Jennifer Dixon, director of the Nuffield Trust who will lead the review said: “It’s a sensible question to ask about how the quality of care is assessed in health and social care providers, given all the systems currently in place to boost and monitor quality for the public.

“At the Nuffield Trust we look forward to doing an independent analysis of this issue working with a range of groups across the health and social care world in the UK, learning from past experience, from other sectors, and from other countries.”

The objectives of the review are:

• to map the current system of assessing the quality and safety of care of providers of health and social care and the current system of accountability for quality of care;

• to identify the advantages and disadvantages of assessing providers of health and social care;

• to identify in broad terms how best to combine relevant current and historic data on quality (safety, effectiveness, and user experience) and information from inspection to provide a useful, credible and meaningful assessment for comparing the performance of organisations providing health care and social care;

• key goals will be to use existing metrics, rather than require costly new data collection, and not to create extra burdens on providers;

• to suggest priorities for developing data and testing metrics in the short to medium term to allow better comparative assessment; and

• to identify which organisation/s might be best placed to provide such assessments.

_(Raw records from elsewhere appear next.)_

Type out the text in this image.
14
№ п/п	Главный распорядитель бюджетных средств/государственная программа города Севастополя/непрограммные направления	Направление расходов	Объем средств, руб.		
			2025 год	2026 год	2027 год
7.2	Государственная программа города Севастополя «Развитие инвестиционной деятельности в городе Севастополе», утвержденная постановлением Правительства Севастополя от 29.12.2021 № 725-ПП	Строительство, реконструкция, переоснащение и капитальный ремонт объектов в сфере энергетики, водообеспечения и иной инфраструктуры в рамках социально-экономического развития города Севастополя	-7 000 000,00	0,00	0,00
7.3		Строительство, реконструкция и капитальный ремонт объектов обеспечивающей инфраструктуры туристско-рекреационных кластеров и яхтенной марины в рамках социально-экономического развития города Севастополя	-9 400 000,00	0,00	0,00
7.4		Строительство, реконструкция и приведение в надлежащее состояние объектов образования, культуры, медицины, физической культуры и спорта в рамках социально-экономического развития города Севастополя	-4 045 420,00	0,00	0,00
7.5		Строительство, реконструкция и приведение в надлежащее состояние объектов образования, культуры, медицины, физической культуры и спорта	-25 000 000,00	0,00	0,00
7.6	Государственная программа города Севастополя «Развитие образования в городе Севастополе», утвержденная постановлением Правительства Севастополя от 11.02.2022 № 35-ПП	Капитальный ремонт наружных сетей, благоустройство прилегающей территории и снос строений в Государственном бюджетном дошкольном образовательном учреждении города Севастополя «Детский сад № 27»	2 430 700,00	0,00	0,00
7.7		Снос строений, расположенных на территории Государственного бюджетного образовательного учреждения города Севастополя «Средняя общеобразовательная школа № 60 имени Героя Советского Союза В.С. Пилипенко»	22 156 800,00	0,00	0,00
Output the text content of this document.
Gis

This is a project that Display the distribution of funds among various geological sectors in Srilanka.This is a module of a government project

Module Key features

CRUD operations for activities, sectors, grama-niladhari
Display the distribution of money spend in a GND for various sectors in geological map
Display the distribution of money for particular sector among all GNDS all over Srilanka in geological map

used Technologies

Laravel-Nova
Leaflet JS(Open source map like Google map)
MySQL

Commenting before the health secretary made his proposals, Cllr David Rogers, chair of the LGA’s Community Wellbeing Board, said: “People rightly expect to be able to make informed choices about the services they use, and care homes are no exception.

“The lack of information around the quality of residential care has resulted in a confusing world for people at what can already be a difficult time of life. Providing greater clarity would undoubtedly provide much needed assurances for those who are naturally looking for the very best care and support in old age.

“Councils understand that ratings are important to drive quality and have used these in the past to pay premiums to the very best care homes. But for a rating to be reliable and trusted it also needs to be current and reflect the true picture of the level of service a care home provides. This means ratings would need to be provided regularly, and certainly be no more than two years old.

“For assessments to reflect a true picture they should also take into account the information that is already available, the views of people who use the service, and information from local authorities and other organisations involved in providing care.“

The health secretary’s proposals have been broadly welcomed by directors of adult social services. However, with the welcome comes their warning that providing a ratings system for care homes will not be easy.

ADASS president Sarah Pickup said: “Different people have very different priorities and expectations when it comes to assessing how well a care home or domiciliary care agency is performing.

“ADASS members will hope that dignity and compassion will be as much a part of any assessment as the accuracy of records and the timeliness and practical and professional skills with which particular interventions are delivered.”

She also insisted that any new duties and responsibilities laid on existing regulators should be fully and transparently funded: “Too often, in the past, additional burdens have been loaded onto the shoulders of statutory bodies – including sometimes local authorities - without any care being taken to ensure that they have the capacity to fulfil them.”

In this respect she said she hoped “that any proposals that are developed will draw on information that is already available, as well as the views of people who use services, and the knowledge of a range of agencies, including local authorities.

“This will help avoid significant additional burdens and diversions of resources from actual service improvement to performance management or servicing inspections.

“Any attempts to promote improvements in the quality of care and making better information available to the public must be seen as good things. There are clearly challenges associated with rating care services for people, but ADASS stands ready to contribute to the review and to play its part in any system that emerges in the future.”